If the length of the list is small, this approach does run slower as compared to the previously mentioned approaches. However, once the length of the list becomes reasonably large, this approach fares much better in runtime comparatively.
Comparison of 3 Bubble Sort implementations
The image below shows the runtime of all approaches mentioned so far in different scenarios
Time and Space Complexity

Time: Each iteration involves an odd and even phase. Combining the number of comparisons in both phases, we get n1 comparisons for each iteration. So, the time complexity, considering we have multiple processors to perform each iteration, the original time complexity of O(n^2) becomes O(n).

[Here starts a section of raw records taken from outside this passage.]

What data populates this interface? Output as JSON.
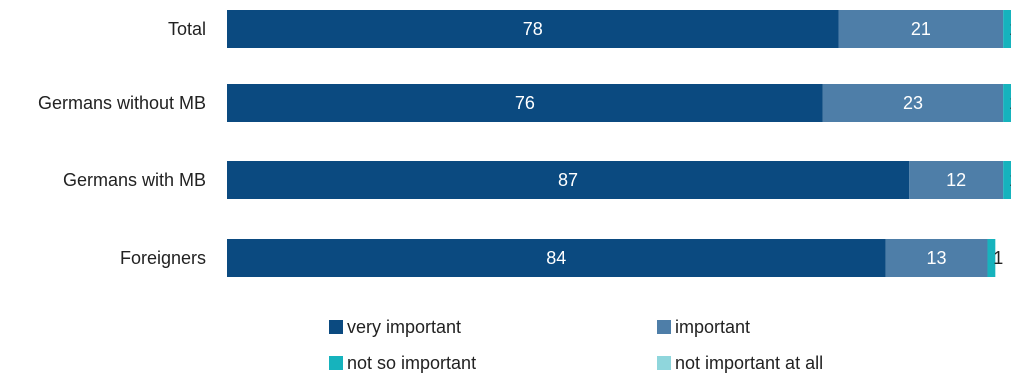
{
  "chart_data": {
    "type": "bar",
    "orientation": "horizontal",
    "stacked": true,
    "categories": [
      "Total",
      "Germans without MB",
      "Germans with MB",
      "Foreigners"
    ],
    "series": [
      {
        "name": "very important",
        "color": "#0b4a80",
        "values": [
          78,
          76,
          87,
          84
        ]
      },
      {
        "name": "important",
        "color": "#4e7ea8",
        "values": [
          21,
          23,
          12,
          13
        ]
      },
      {
        "name": "not so important",
        "color": "#16b3bd",
        "values": [
          1,
          1,
          1,
          1
        ]
      },
      {
        "name": "not important at all",
        "color": "#8fd6dc",
        "values": [
          0,
          0,
          0,
          0
        ]
      }
    ],
    "xlim": [
      0,
      100
    ],
    "grid": false,
    "legend": "bottom"
  }
}
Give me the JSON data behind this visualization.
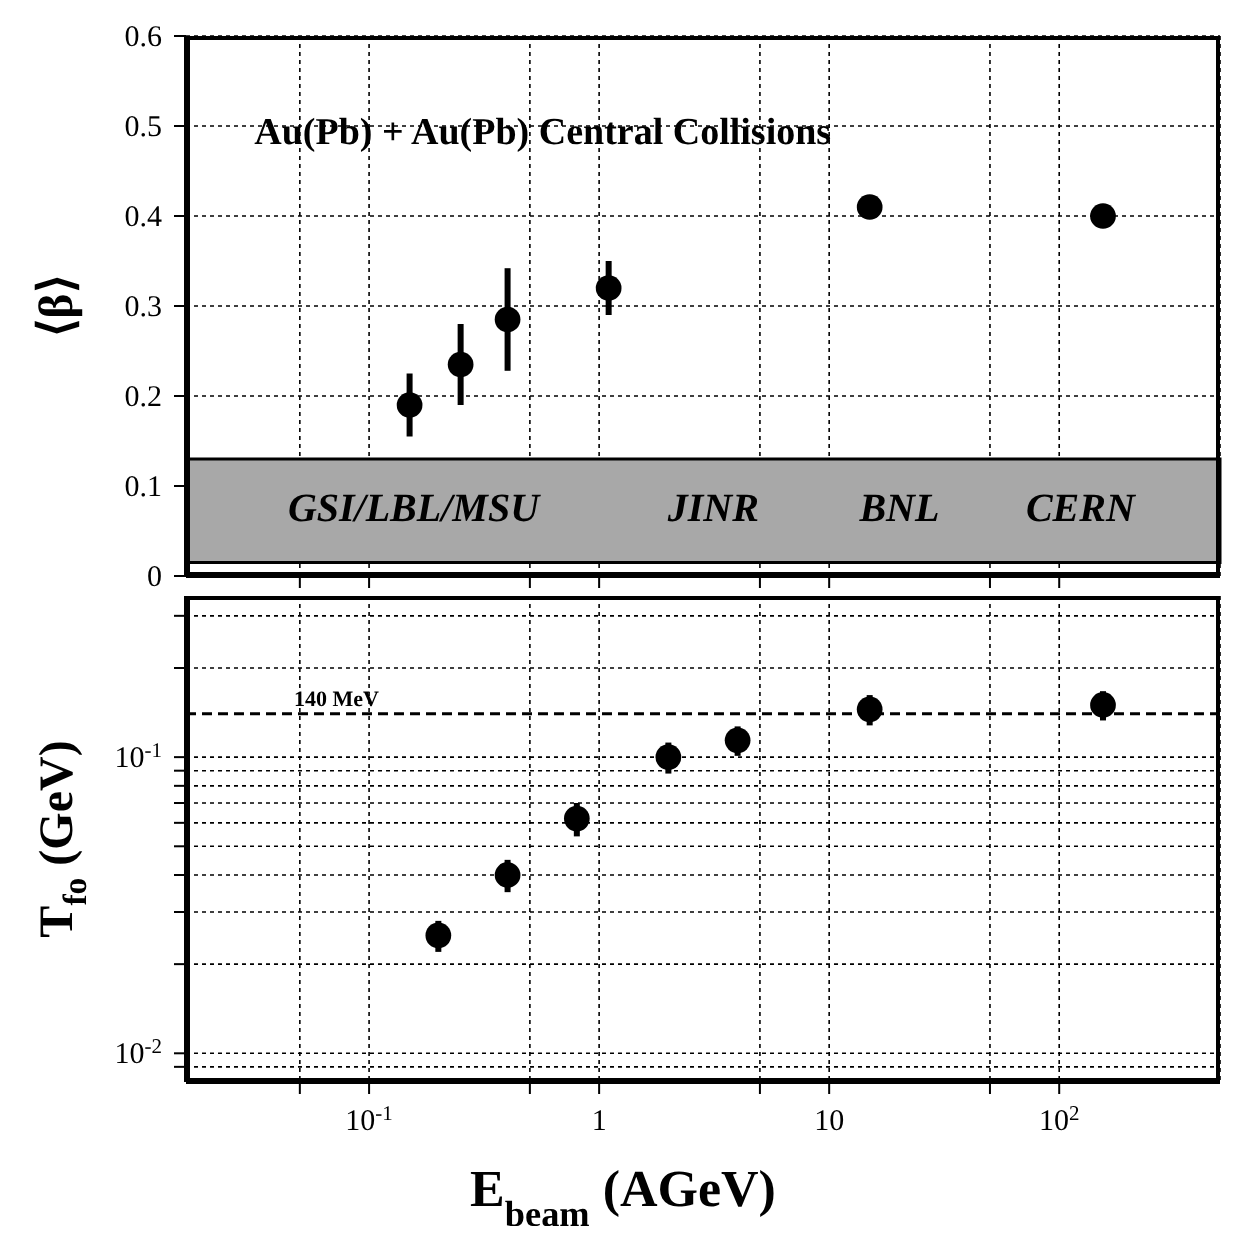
{
  "chart_data": [
    {
      "type": "scatter",
      "title": "Au(Pb) + Au(Pb) Central Collisions",
      "ylabel": "⟨β⟩",
      "x": [
        0.15,
        0.25,
        0.4,
        1.1,
        15,
        155
      ],
      "values": [
        0.19,
        0.235,
        0.285,
        0.32,
        0.41,
        0.4
      ],
      "errors": [
        0.035,
        0.045,
        0.057,
        0.03,
        null,
        null
      ],
      "color": "#000000",
      "marker": "circle",
      "log": "x",
      "xlim": [
        0.016,
        500
      ],
      "xticks": [
        {
          "value": 0.05,
          "label": null
        },
        {
          "value": 0.1,
          "label": null
        },
        {
          "value": 0.5,
          "label": null
        },
        {
          "value": 1,
          "label": null
        },
        {
          "value": 5,
          "label": null
        },
        {
          "value": 10,
          "label": null
        },
        {
          "value": 50,
          "label": null
        },
        {
          "value": 100,
          "label": null
        }
      ],
      "ylim": [
        0,
        0.6
      ],
      "yticks": [
        0,
        0.1,
        0.2,
        0.3,
        0.4,
        0.5,
        0.6
      ],
      "grid": true,
      "tick_labels": "y",
      "bands": [
        {
          "axis": "y",
          "from": 0.015,
          "to": 0.13,
          "color": "#a8a8a8"
        }
      ],
      "annotations": [
        "GSI/LBL/MSU",
        "JINR",
        "BNL",
        "CERN"
      ]
    },
    {
      "type": "scatter",
      "ylabel": "T$_{fo}$ (GeV)",
      "xlabel": "E$_{beam}$ (AGeV)",
      "x": [
        0.2,
        0.4,
        0.8,
        2,
        4,
        15,
        155
      ],
      "values": [
        0.025,
        0.04,
        0.062,
        0.1,
        0.114,
        0.145,
        0.15
      ],
      "errors": [
        0.003,
        0.005,
        0.008,
        0.012,
        0.013,
        0.017,
        0.017
      ],
      "color": "#000000",
      "marker": "circle",
      "log": "xy",
      "xlim": [
        0.016,
        500
      ],
      "xticks": [
        {
          "value": 0.05,
          "label": null
        },
        {
          "value": 0.1,
          "label": "10$^{-1}$"
        },
        {
          "value": 0.5,
          "label": null
        },
        1,
        {
          "value": 5,
          "label": null
        },
        10,
        {
          "value": 50,
          "label": null
        },
        {
          "value": 100,
          "label": "10$^{2}$"
        }
      ],
      "ylim": [
        0.008,
        0.35
      ],
      "yticks": [
        {
          "value": 0.009,
          "label": null
        },
        {
          "value": 0.01,
          "label": "10$^{-2}$"
        },
        {
          "value": 0.02,
          "label": null
        },
        {
          "value": 0.03,
          "label": null
        },
        {
          "value": 0.04,
          "label": null
        },
        {
          "value": 0.05,
          "label": null
        },
        {
          "value": 0.06,
          "label": null
        },
        {
          "value": 0.07,
          "label": null
        },
        {
          "value": 0.08,
          "label": null
        },
        {
          "value": 0.09,
          "label": null
        },
        {
          "value": 0.1,
          "label": "10$^{-1}$"
        },
        {
          "value": 0.2,
          "label": null
        },
        {
          "value": 0.3,
          "label": null
        }
      ],
      "grid": true,
      "ref_lines": [
        {
          "axis": "y",
          "value": 0.14,
          "label": "140 MeV",
          "line_style": "dashed"
        }
      ]
    }
  ]
}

Processor: In the case of multiprocessors, both odd and even phase comparisons occur simultaneously. Both phases at max require n/2 processors, so total processors required become n/2 + n/2 = n processors, where n stands for the number of elements in the list. The alternate threading approach used for parallel bubble sort in the end makes use of all the available processors on the system.

Space: Since bubble sort is an inplace algorithm, that property stays the same even in parallel implementation. So without extra space use, the space requirement stays constant O(1). In the case of the alternate parallel bubble sort approach using threads, space requirement depends on the number of threads used.
With this article at OpenGenus, you must have the complete idea of Parallel Bubble Sort.